I just returned from a month long vacation with my family touring New York, India, Nepal, and Turkey. It was, by far, the most exhausting trip I have ever been on. In addition to taking over ten flights in three and a half weeks, we also travelled by car, bus, van, train, rickshaw (both motorized and human powered), an elephant and a camel. I got a horrific case of Dehli Belly a week and a half in, and found myself puking up black stuff. Something I hope never to repeat in my life.
India and Nepal, not surprisingly, were intense. There is incredible beauty side by side with incredible misery. As much as I mentally prepared myself for the trip, I couldn’t have ever imagined some of the things I saw. Like the Taj Mahal. Or two children beating the shit out of each other over a bottle of water. I’m still trying to process it all.
I consider myself a pretty seasoned traveller. My family has been taking out of the country trips since I was a wee lass and I’ve been lucky enough to travel to some pretty outta sight places. But this trip really took it out of me. I was so very glad to return to Los Angeles and my home. I missed LA. I missed my apartment, the New Beverly, my friends, my boyfriend.
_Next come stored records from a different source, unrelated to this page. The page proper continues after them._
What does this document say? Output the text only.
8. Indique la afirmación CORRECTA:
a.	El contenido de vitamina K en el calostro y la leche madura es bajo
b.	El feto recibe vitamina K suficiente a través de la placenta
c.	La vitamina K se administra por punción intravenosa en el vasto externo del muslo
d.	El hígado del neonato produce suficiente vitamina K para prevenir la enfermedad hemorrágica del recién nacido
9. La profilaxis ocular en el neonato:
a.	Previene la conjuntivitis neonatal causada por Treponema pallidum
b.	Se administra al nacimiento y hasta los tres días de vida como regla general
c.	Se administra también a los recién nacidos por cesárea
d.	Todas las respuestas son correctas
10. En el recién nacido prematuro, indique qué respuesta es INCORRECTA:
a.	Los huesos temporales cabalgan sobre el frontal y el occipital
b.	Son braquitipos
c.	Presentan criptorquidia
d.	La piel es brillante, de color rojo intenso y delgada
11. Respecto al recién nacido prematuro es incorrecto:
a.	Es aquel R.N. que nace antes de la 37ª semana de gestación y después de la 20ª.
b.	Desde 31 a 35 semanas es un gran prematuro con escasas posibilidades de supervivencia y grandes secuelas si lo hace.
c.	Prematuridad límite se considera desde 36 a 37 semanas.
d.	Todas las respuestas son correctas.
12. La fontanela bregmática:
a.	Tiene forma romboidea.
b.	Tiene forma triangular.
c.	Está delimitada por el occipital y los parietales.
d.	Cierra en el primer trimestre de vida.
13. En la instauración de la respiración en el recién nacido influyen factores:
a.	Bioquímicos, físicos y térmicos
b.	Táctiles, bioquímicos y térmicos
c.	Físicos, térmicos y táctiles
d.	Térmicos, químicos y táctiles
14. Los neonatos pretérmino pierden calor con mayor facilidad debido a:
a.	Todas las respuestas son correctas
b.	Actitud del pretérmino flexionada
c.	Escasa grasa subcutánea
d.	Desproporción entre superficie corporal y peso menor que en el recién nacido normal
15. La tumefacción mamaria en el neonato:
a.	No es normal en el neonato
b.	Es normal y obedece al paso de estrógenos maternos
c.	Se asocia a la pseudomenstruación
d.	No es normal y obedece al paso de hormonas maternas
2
I was fantasizing about a trip to Japan in my near future, but I think I might stay on the ground for a while.
So, for your perusal, a list – in no particular order – of some things I learned on my travels.
1. I LOVE garbage men and the sanitation systems in America. Dearly.
2. When you’re in a village that is having a festival and there is Indian techno music playing – dance. Even if everyone stares at you.
3. Riding a camel is pretty uncomfortable on your bathing suit area.
4. The Taj Mahal really IS the most beautiful building in the world. But the inside smells like a sweaty mosh pit of zombies.
5. Indian children will sometime surprise you with their English vocabulary. Like when they ask you if your bra is padded.
6. Lance Guest (AKA The Last Starfighter) is on broadway playing Johnny Cash. And he’s really good.
7. Bring your own toilet paper everywhere you go.
8. Even though the homemade candy on the streets of Istanbul looks delicious it will give you a sugar headache and make your teeth hurt with one bite.
9. Turkish men are the most flirtatious men on the planet.
10. Michael Cera’s Turkish doppelganger lives in Istanbul. He is a waiter and he employs a dustbuster to clean tables.
11. My mother looks adorable in a fez.
12. Don’t get your hopes up to find a cool t-shirt in Hindi or Turkish. Everything is in English.
13. Whirling Dervishes are super cool.
14. When a restaurant advertises they cook your food in pottery and then smash it open at the table – go to that restaurant.
15. Cows ain’t got no qualms about shoving you out of their way.
16. “OK” and “No Problem” are universal terms.
17. If you were wondering where Puck from the Real World went, it was India to teach everyone how to blow gnarly snot rockets.
18. Nathan’s hot dogs at Coney Island is disgusting.
19. There is a restaurant in Kathmandu that has KILLER Italian food.
20. No matter where you call home, when a kid is dressed as a smurf, it’s adorable.